Thanks for the help!!

Also, i


----------



## Bevdeforges (Nov 16, 2007)

Hi and welcome to the forum. Someone with experience in the UK market will no doubt jump in here with some specific suggestions, but I can give you a couple of ideas in the meantime.

Most of the major telephone/Internet providers in the UK (and in Europe overall) offer package deals that combine mobile phone, landline, Internet services and television services. Nearly all have packages that include unlimited calls to the US or within Europe, or within the UK, so it's pretty much mix 'n' match however you like. Check the websites for some of the major providers, like BT, Orange (be sure to put in "UK" if you google them - Orange exists in several European coutnries), Virgin, T-Mobile, etc. That will at least give you some idea of the going price of some of the packages available.

Broadband service is probably more available, even in the countryside, than in the US. The EU has been quite instrumental in making sure that Internet services are available throughout the EU.

There is also the option of using Skype (or another independent VOIP service) for your overseas calls.

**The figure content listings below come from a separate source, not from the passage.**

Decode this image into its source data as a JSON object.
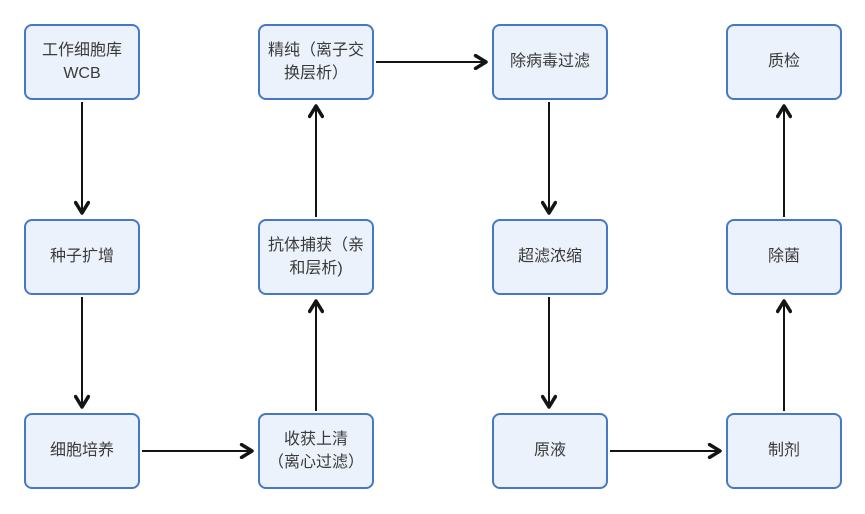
{
  "diagram": {
    "type": "flowchart",
    "description": "Antibody drug manufacturing process flow, 4 columns x 3 rows, serpentine flow",
    "nodes": [
      {
        "id": "wcb",
        "label": "工作细胞库\nWCB"
      },
      {
        "id": "seed_expansion",
        "label": "种子扩增"
      },
      {
        "id": "cell_culture",
        "label": "细胞培养"
      },
      {
        "id": "polish",
        "label": "精纯（离子交\n换层析）"
      },
      {
        "id": "capture",
        "label": "抗体捕获（亲\n和层析)"
      },
      {
        "id": "harvest",
        "label": "收获上清\n（离心过滤）"
      },
      {
        "id": "virus_filtration",
        "label": "除病毒过滤"
      },
      {
        "id": "uf_concentration",
        "label": "超滤浓缩"
      },
      {
        "id": "bulk",
        "label": "原液"
      },
      {
        "id": "qc",
        "label": "质检"
      },
      {
        "id": "sterile",
        "label": "除菌"
      },
      {
        "id": "formulation",
        "label": "制剂"
      }
    ],
    "edges": [
      {
        "from": "wcb",
        "to": "seed_expansion",
        "direction": "down"
      },
      {
        "from": "seed_expansion",
        "to": "cell_culture",
        "direction": "down"
      },
      {
        "from": "cell_culture",
        "to": "harvest",
        "direction": "right"
      },
      {
        "from": "harvest",
        "to": "capture",
        "direction": "up"
      },
      {
        "from": "capture",
        "to": "polish",
        "direction": "up"
      },
      {
        "from": "polish",
        "to": "virus_filtration",
        "direction": "right"
      },
      {
        "from": "virus_filtration",
        "to": "uf_concentration",
        "direction": "down"
      },
      {
        "from": "uf_concentration",
        "to": "bulk",
        "direction": "down"
      },
      {
        "from": "bulk",
        "to": "formulation",
        "direction": "right"
      },
      {
        "from": "formulation",
        "to": "sterile",
        "direction": "up"
      },
      {
        "from": "sterile",
        "to": "qc",
        "direction": "up"
      }
    ],
    "colors": {
      "canvas_bg": "#ffffff",
      "node_fill": "#ECF2FB",
      "node_border": "#4678C8",
      "node_text": "#3a3a3a",
      "arrow": "#141414"
    }
  }
}
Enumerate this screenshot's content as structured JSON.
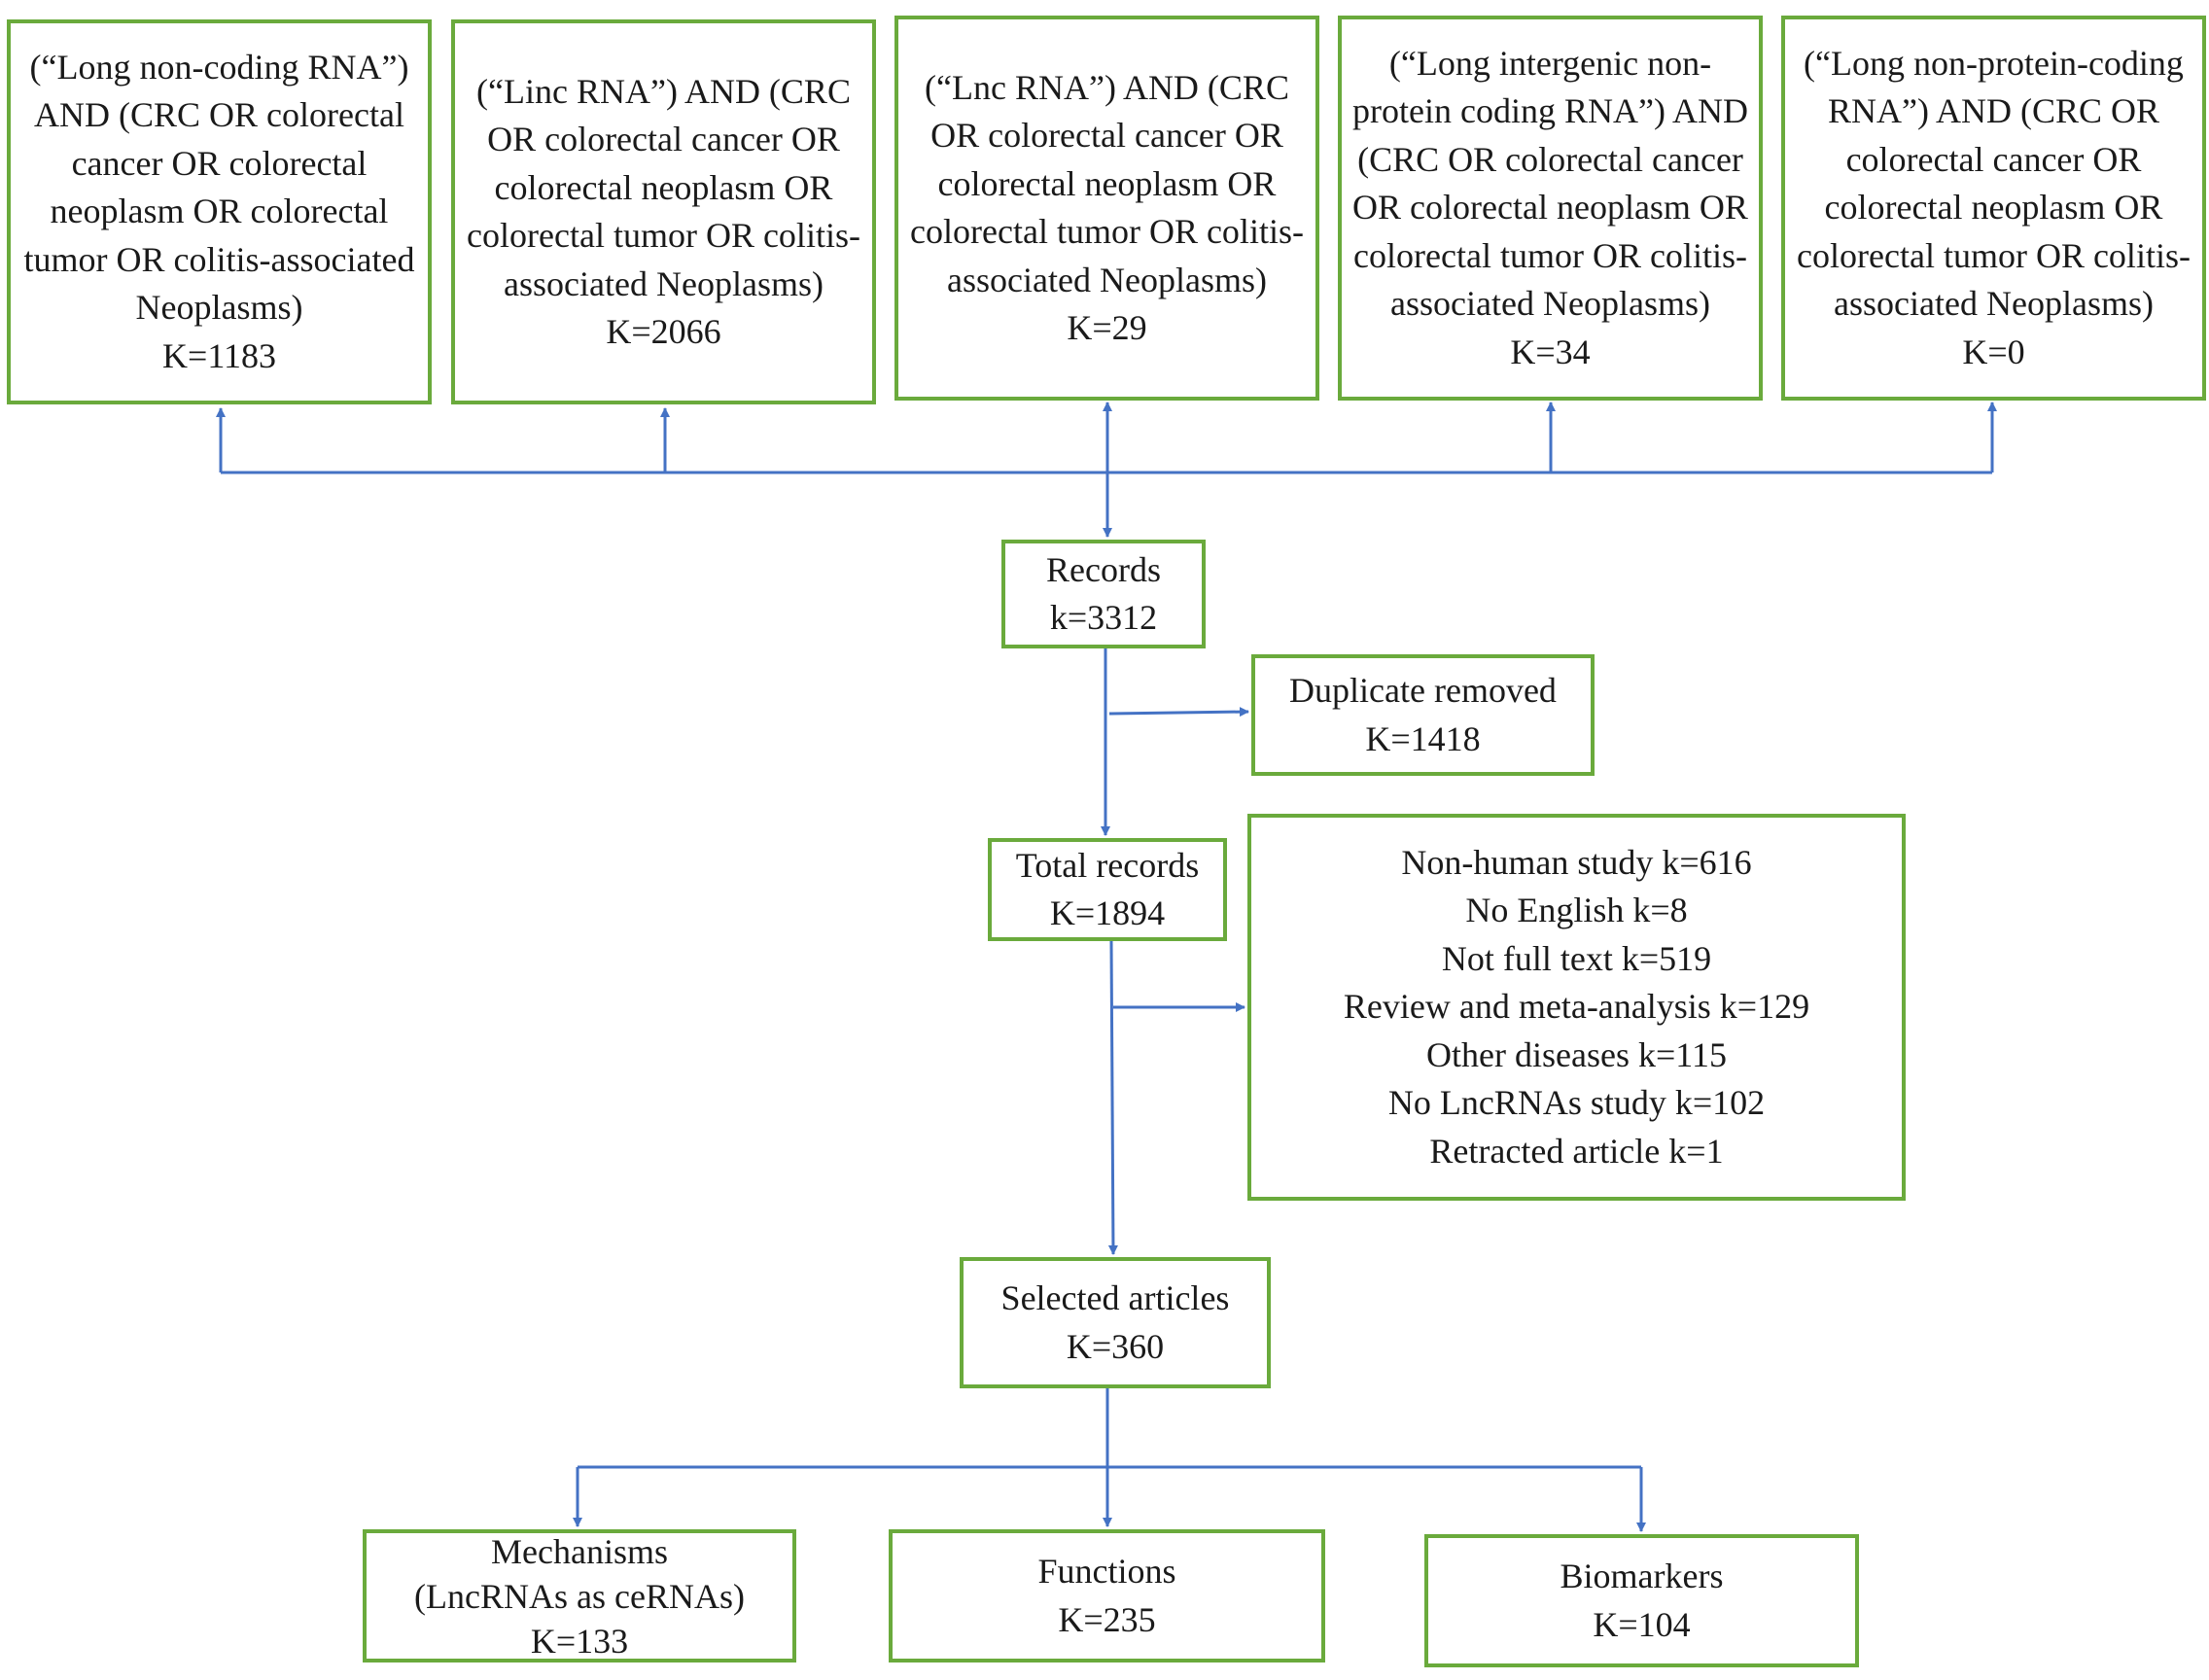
{
  "colors": {
    "box_border": "#6aaa3c",
    "arrow": "#4472c4",
    "text": "#1a1a1a",
    "background": "#ffffff"
  },
  "searches": [
    {
      "lines": [
        "(“Long non-coding RNA”)",
        "AND (CRC OR colorectal",
        "cancer OR colorectal",
        "neoplasm OR colorectal",
        "tumor OR colitis-associated",
        "Neoplasms)"
      ],
      "count": "K=1183"
    },
    {
      "lines": [
        "(“Linc RNA”) AND (CRC",
        "OR colorectal cancer OR",
        "colorectal neoplasm OR",
        "colorectal tumor OR colitis-",
        "associated Neoplasms)"
      ],
      "count": "K=2066"
    },
    {
      "lines": [
        "(“Lnc RNA”) AND (CRC",
        "OR colorectal cancer OR",
        "colorectal neoplasm OR",
        "colorectal tumor OR colitis-",
        "associated Neoplasms)"
      ],
      "count": "K=29"
    },
    {
      "lines": [
        "(“Long intergenic non-",
        "protein coding RNA”) AND",
        "(CRC OR colorectal cancer",
        "OR colorectal neoplasm OR",
        "colorectal tumor OR colitis-",
        "associated Neoplasms)"
      ],
      "count": "K=34"
    },
    {
      "lines": [
        "(“Long non-protein-coding",
        "RNA”) AND (CRC OR",
        "colorectal cancer OR",
        "colorectal neoplasm OR",
        "colorectal tumor OR colitis-",
        "associated Neoplasms)"
      ],
      "count": "K=0"
    }
  ],
  "records": {
    "title": "Records",
    "count": "k=3312"
  },
  "duplicates": {
    "title": "Duplicate removed",
    "count": "K=1418"
  },
  "total": {
    "title": "Total records",
    "count": "K=1894"
  },
  "exclusions": [
    "Non-human study k=616",
    "No English k=8",
    "Not full text k=519",
    "Review and meta-analysis k=129",
    "Other diseases k=115",
    "No LncRNAs study k=102",
    "Retracted article k=1"
  ],
  "selected": {
    "title": "Selected articles",
    "count": "K=360"
  },
  "outcomes": {
    "mechanisms": {
      "title": "Mechanisms",
      "subtitle": "(LncRNAs as ceRNAs)",
      "count": "K=133"
    },
    "functions": {
      "title": "Functions",
      "count": "K=235"
    },
    "biomarkers": {
      "title": "Biomarkers",
      "count": "K=104"
    }
  }
}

Skype has a number of add-on services you may find interesting - you can have a "local" phone number back in the US for folks to reach you in the UK, or you can get a Skype number to call frequently used numbers back there from any phone at Skype rates. The options are limited only by your imagination.
Cheers,
Bev


----------



## MaidenScotland (Jun 6, 2009)

Hello and welcome to the forum

I can't answer your telephone questions as I haven't lived in the UK for many years but just wanted to say hello as Alconbury brings back so many memories.. I used to go dancing there in my teens. The first McDonalds in the UK was just outside the base but it closed down many many years ago. I remember going to watch Independence day and JKF at Peterboro cinema and the place was full of servicemen who stood up every time the USA national anthem was played.
Alconbury is a beautiful part of the country and has easy access to London, Peterboro, Cambridge.


----------



## charmingelements (Feb 13, 2011)

I went through the cell phone research when I first moved to Scotland last September. One thing you will need to be aware of (and I assume this will be the same for you) is that your US credit history means nothing in the UK. In the UK you must pass a credit check to get a cell phone. It took me a long time to realise this and I finally gave up trying to get a cell phone with a monthly plan. What I ended up doing was getting a SIM only plan where I had to buy my phone and get a SIM card with a plan on it. You can get SIM cards where you "top up" and add a certain amount of money to it (a waste in my opinion unless you never use your phone) or you can get a SIM card with a plan (for example I currently have unlimited text [people over here text a lot more than in America], 200 minutes, and no internet for about 10 pounds a month). I went with Virgin Mobile (and I also have Virgin Media for my broadband) but other carriers are T-Mobile, Orange, 3, Vodafone, O2. I bought my phone at the Carphone Warehouse (which has all different kinds of cellular services listed to chose from) for about 70 pounds (I got a nice one but you can get much cheaper or much more expensive) and then I have a thirty day rolling contract. I'd say plans run from around 10-40 pounds a month.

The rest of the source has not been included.